Multiple myeloma (MM) is the second most common hematological malignancy after non‐Hodgkin lymphoma. It is characterized by the proliferation of clonal plasma cells in the bone marrow, it remains an incurable disease. 1 , 2 More than 100,000 patients worldwide are diagnosed with MM each year which accounts for approximately 10% of all hematological malignancies. 3 , 4 The increasing incidence and prevalence of MM make it a significant and growing healthcare challenge with a relapsing course.

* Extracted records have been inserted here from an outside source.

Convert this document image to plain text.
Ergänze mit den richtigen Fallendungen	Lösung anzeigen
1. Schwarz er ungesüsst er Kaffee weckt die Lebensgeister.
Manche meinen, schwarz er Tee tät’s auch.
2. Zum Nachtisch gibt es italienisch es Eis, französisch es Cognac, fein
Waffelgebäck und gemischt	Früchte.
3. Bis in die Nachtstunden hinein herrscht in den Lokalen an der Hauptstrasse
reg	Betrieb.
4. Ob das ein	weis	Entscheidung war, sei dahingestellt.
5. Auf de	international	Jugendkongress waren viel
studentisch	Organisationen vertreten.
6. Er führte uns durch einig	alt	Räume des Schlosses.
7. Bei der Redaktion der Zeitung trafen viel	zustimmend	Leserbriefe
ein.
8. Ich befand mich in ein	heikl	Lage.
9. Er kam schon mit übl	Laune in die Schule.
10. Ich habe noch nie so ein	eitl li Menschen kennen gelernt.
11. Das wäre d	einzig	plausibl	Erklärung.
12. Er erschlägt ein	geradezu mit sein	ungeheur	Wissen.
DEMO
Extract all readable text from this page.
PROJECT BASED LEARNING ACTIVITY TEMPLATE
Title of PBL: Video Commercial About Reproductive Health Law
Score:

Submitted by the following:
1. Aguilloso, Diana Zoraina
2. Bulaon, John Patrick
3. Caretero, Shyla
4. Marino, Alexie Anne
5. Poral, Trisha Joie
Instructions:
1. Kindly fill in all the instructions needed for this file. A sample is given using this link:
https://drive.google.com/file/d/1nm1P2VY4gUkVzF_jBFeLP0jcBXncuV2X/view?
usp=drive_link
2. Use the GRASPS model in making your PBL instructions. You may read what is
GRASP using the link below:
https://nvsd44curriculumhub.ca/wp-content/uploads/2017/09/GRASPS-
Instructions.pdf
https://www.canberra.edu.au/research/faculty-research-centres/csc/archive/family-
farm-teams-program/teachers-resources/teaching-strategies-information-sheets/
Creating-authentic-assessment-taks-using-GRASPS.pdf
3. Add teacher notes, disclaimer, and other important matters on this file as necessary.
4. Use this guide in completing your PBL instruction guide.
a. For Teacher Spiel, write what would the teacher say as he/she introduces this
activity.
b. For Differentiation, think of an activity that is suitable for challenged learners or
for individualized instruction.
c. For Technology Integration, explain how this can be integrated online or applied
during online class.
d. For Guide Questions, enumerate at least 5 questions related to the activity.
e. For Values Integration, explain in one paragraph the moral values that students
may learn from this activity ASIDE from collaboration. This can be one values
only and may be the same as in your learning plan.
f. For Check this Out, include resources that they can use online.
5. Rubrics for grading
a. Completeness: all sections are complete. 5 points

The diagnosis and treatment of MM has improved significantly, and there are many available treatments including alkylating agents, deacetylase inhibitors, immunomodulatory agents, proteasome inhibitors, and monoclonal antibodies. MM armamentarium is widely used and almost every patient can acquire adequate strategies and optimal sequences of drugs. 3 , 4 , 5 , 6 Given our increasing understanding of the diagnosis and treatment of MM, now would seem an appropriate time to provide a more robust classification system for MM, which will pave the way for personalized medicine and improve the quality of life and survival of patients with MM. 7

Immunotherapy is considered the fifth pillar of cancer care and represents a paradigm shift in oncology treatment. 8 , 9 As a result of advanced molecular diagnostic platforms and key discoveries on immune mechanisms, immunotherapy has revolutionized the field of cancer therapeutics and generated considerable excitement for the treatment of almost all types of cancers. 10 , 11 , 12 However, the management of MM in clinical trials remains challenging despite the enormous advances in immunotherapy and patients with MM treated with immunotherapy have exhibited diverse remission rates within cohorts. 13 The reasons for individual differences in cancer immunotherapy have been attributed to several factors, including differing antigen specificity and expression levels, immune competency, and diversity. 7 , 14 , 15 The intricate tumor immune microenvironment plays an important role in the effectiveness of immunotherapy; however, the relationship between the tumor immune microenvironment in MM and clinical prognosis is currently unclear. Hence, it is essential to fully explore the immune status of patients, to confirm the molecular subtypes of MM, and to further improve treatment outcomes in patients with MM.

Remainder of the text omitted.